An OSHA spokesperson said he would not identify whether the truck belonged to McCord Communications, stating that there will be no comment until the agency’s final report is complete and ready to be made public.
Sloan and Hubble were the fifth and sixth tower technicians to die this year after falling from a structure. In 2009 five workers were killed.
The guyed tower, just shy of 200 feet, is not registered with the FCC. It is located about a mile east of Highway 21 in Fort McClellan on property leased to the Alabama National Guard . It is part of a system that provides communication to personnel at Pelham Range through the Chemical Stockpile Emergency Preparedness Program.
I hate hearing about this, but the job is extremely dangerous for a reason. All too often people take short cuts that they shouldn’t thinking they are bigger than life. They aren’t. Fortunately, or perhaps unfortunately, that does not appear to be the case here and rather just freak accident.

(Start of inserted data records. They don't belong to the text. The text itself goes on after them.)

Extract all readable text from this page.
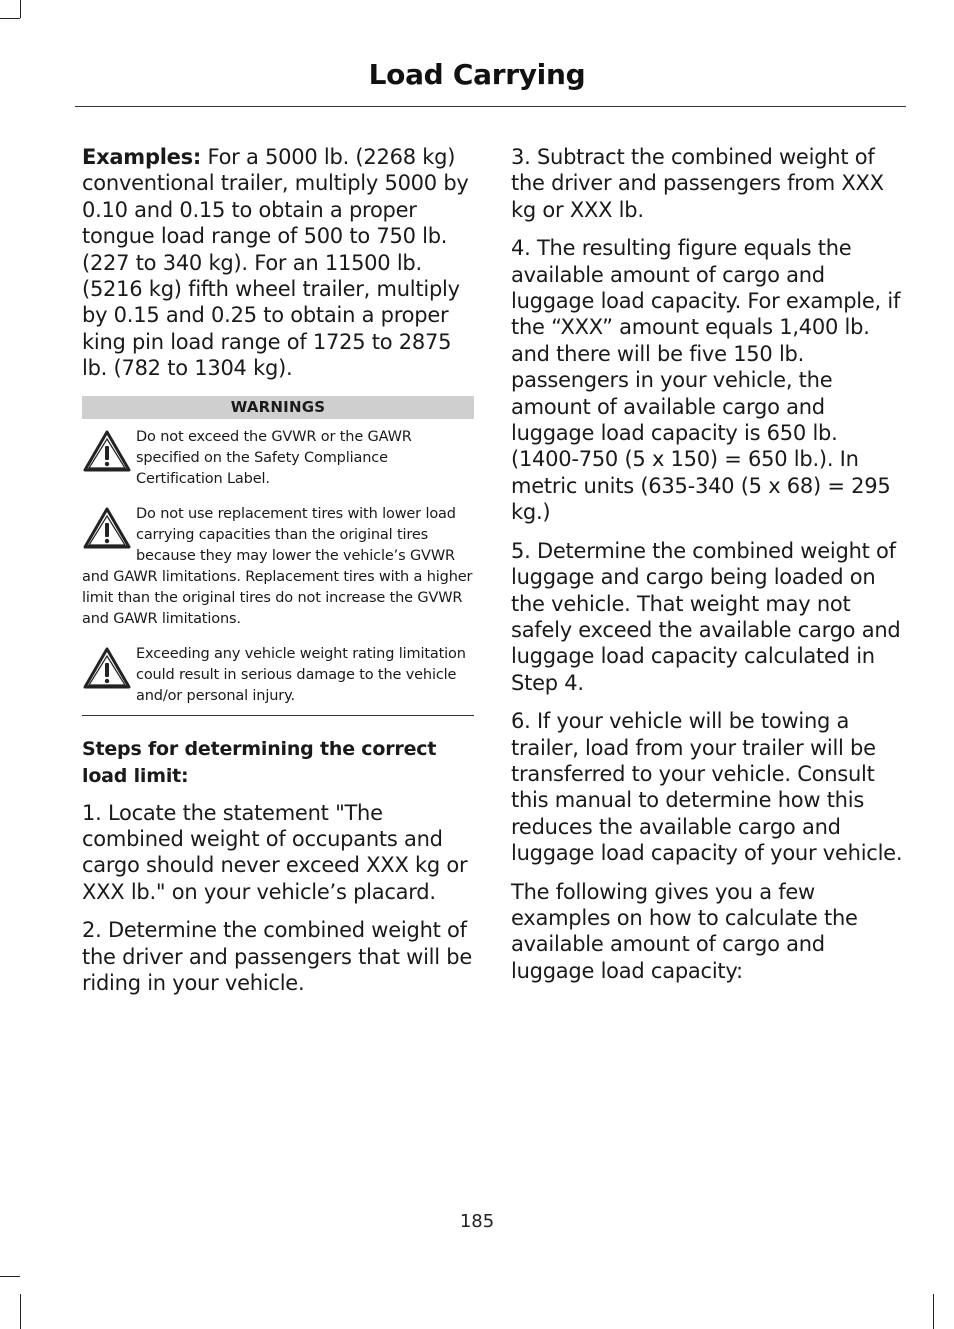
Load Carrying

Examples: For a 5000 lb. (2268 kg) conventional trailer, multiply 5000 by 0.10 and 0.15 to obtain a proper tongue load range of 500 to 750 lb. (227 to 340 kg). For an 11500 lb. (5216 kg) fifth wheel trailer, multiply by 0.15 and 0.25 to obtain a proper king pin load range of 1725 to 2875 lb. (782 to 1304 kg).

WARNINGS
Do not exceed the GVWR or the GAWR specified on the Safety Compliance Certification Label.
Do not use replacement tires with lower load carrying capacities than the original tires because they may lower the vehicle’s GVWR and GAWR limitations. Replacement tires with a higher limit than the original tires do not increase the GVWR and GAWR limitations.
Exceeding any vehicle weight rating limitation could result in serious damage to the vehicle and/or personal injury.
Steps for determining the correct load limit:

1. Locate the statement "The combined weight of occupants and cargo should never exceed XXX kg or XXX lb." on your vehicle’s placard.

2. Determine the combined weight of the driver and passengers that will be riding in your vehicle.

3. Subtract the combined weight of the driver and passengers from XXX kg or XXX lb.

4. The resulting figure equals the available amount of cargo and luggage load capacity. For example, if the “XXX” amount equals 1,400 lb. and there will be five 150 lb. passengers in your vehicle, the amount of available cargo and luggage load capacity is 650 lb. (1400-750 (5 x 150) = 650 lb.). In metric units (635-340 (5 x 68) = 295 kg.)

5. Determine the combined weight of luggage and cargo being loaded on the vehicle. That weight may not safely exceed the available cargo and luggage load capacity calculated in Step 4.

6. If your vehicle will be towing a trailer, load from your trailer will be transferred to your vehicle. Consult this manual to determine how this reduces the available cargo and luggage load capacity of your vehicle.

The following gives you a few examples on how to calculate the available amount of cargo and luggage load capacity:

185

Which does not make it any easier on the family.
From Wireless Estimator
Philadelphia police say Champion Communications employee Stanley Zarzecki, 32, of Deptford, N.J. was working on transmission lines on the roof of a nine-story building at 6250 Walnut Street at about 9 p.m. when he reportedly slipped on the gravel roof and fell over 120 feet to his death.
Clearwire, which is majority owned by Sprint/Nextel, oftentimes co-locates their equipment on existing Sprint sites.

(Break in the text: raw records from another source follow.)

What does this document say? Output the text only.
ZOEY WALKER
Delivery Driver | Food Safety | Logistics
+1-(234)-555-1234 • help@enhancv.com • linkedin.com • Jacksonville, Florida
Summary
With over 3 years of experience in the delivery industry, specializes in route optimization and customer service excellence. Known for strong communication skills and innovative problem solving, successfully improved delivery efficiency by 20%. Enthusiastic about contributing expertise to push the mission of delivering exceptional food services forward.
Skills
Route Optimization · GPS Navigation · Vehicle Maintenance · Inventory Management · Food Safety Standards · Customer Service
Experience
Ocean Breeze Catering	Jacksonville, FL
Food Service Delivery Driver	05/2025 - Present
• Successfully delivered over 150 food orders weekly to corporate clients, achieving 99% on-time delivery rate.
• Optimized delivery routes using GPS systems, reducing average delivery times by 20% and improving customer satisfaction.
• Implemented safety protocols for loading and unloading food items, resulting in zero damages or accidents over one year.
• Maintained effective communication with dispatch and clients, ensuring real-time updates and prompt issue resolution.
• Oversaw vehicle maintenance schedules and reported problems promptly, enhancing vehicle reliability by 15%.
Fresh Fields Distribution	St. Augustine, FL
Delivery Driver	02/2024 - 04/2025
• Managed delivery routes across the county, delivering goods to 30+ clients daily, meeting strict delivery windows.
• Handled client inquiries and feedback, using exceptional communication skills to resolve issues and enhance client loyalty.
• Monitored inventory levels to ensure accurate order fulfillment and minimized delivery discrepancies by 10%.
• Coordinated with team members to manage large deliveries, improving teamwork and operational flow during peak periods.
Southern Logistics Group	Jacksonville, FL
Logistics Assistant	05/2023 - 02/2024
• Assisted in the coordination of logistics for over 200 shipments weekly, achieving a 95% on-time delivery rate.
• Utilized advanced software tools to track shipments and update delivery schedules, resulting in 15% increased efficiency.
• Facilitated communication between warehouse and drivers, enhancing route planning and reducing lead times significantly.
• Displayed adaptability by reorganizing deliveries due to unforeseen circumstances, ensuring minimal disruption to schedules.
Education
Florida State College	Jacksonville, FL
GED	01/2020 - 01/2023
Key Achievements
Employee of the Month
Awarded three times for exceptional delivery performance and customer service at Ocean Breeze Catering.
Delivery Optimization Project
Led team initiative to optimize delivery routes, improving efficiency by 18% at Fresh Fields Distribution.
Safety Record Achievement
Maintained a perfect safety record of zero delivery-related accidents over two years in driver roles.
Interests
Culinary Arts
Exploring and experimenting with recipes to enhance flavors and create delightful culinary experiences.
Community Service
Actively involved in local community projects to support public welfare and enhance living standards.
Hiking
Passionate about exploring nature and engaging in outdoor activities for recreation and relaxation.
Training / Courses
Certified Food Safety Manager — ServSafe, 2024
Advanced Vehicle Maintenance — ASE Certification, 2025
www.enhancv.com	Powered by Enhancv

Sprint/Nextel has an 11-foot by 22-foot equipment platform on the Walnut Park Plaza rooftop approximately three feet from the parapet wall which is one-foot or less in height. It reportedly does not have any guardrails.
Other wireless tenants on the rooftop include AT&T and T-Mobile.
Authorities have not released where Zarzecki was working when he fell.
He is survived by his wife Cara (nee Voll), two sons Stanley J., Jr. and Zachery Xaiver; his mother Diane of Phila. and a brother Eric of Phila.
In lieu of flowers the family requests donations be made to The Stanley J. Zarzecki, Jr. Children Fund C/O TD Bank, 1450 Clements Bridge Road, Deptford, N.J. 08096.
A 36-year-old tower technician died May 4 after falling from a radio communications tower owned by Tri-County Electric of Madison, Fla.
Joseph White from Hawthorne, Fla., and his co-workers, employed by North Florida Tower Service based in Lake City, Fla., were performing tower work for Foley Timber Company and the State of Florida Division of Forestry.
The crew was 240 feet up the 400-foot tower and ascending when White fell to his death. He was wearing a safety harness at the time of the incident, according to Dixie County Sheriff’s officer Major Scott Harden.
North Florida Tower Service employed the technician for two years but he had several years of experience in this field of work. Nicknamed “Kojak,” White is survived by his mother, Mary White; daughter, Jasmine White; son, Jacob White; and brother, Stephen Bryan.